Solved my problem, thanks.

glenn-jocher commented 4 months ago

Resolved in Ultralytics package by pinning tensorrt<=10.2.0, but does not resolve underlying issue unfortunately. https://github.com/ultralytics/ultralytics/pull/14239

RONNYKHALIL commented 4 months ago

通过运行此命令降级为我解决了这个问题。

pip install tensorrt==10.1.0 tensorrt-cu12==10.1.0 tensorrt-cu12-bindings==10.1.0 tensorrt-cu12-libs==10.1.0 --force-reinstall

Solved my problem, thanks.

same!!! thank uuuu

lix19937 commented 4 months ago

libnvinfer_builder_resource_win.so.10.2.0: libnvinfer_builder_resource_win.so.10.2.0: cannot open shared object file: No such file or directory)

can you find libnvinfer_builder_resource_win.so.10.2.0 ?
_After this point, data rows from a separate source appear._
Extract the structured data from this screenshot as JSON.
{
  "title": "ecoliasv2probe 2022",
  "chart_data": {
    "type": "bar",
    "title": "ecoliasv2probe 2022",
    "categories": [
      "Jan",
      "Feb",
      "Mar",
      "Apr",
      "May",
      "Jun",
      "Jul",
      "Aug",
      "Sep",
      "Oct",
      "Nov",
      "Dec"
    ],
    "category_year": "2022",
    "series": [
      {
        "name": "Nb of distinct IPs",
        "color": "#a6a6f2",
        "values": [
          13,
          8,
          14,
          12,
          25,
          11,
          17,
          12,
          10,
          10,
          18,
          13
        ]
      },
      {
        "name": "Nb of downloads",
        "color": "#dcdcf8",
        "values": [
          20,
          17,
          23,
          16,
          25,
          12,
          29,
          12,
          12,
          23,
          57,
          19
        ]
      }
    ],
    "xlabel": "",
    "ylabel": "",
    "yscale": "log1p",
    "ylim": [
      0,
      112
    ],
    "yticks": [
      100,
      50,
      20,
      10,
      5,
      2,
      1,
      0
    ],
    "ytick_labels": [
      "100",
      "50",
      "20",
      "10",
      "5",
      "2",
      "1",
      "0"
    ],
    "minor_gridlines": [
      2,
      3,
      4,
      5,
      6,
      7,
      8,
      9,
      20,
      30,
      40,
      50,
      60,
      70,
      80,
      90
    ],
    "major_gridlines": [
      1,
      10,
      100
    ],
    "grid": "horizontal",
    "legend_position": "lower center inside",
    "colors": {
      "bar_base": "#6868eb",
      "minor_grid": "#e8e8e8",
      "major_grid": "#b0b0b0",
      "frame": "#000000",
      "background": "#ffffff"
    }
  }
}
The tensorrt Python wheel files only support Python versions 3.8 to 3.12 at this time and will not work with other Python versions. Only the Linux and Windows operating systems and the x86_64 CPU architecture are currently supported. These Python wheel files are expected to work on RHEL 8 or newer, Ubuntu 20.04 or newer, and Windows 10 or newer.

ifeherva commented 4 months ago

libnvinfer_builder_resource_win.so.10.2.0: libnvinfer_builder_resource_win.so.10.2.0: cannot open shared object file: No such file or directory)

can you find libnvinfer_builder_resource_win.so.10.2.0 ?

The tensorrt Python wheel files only support Python versions 3.8 to 3.12 at this time and will not work with other Python versions. Only the Linux and Windows operating systems and the x86_64 CPU architecture are currently supported. These Python wheel files are expected to work on RHEL 8 or newer, Ubuntu 20.04 or newer, and Windows 10 or newer.

No, those _win files dont exist on ubuntu.

zolero commented 4 months ago

For me installing tensorrt_llm==0.12.0.dev2024070200 works!

yorickvP commented 3 months ago

Upgrading to tensorrt==0.2.0.post1 fixes the problem.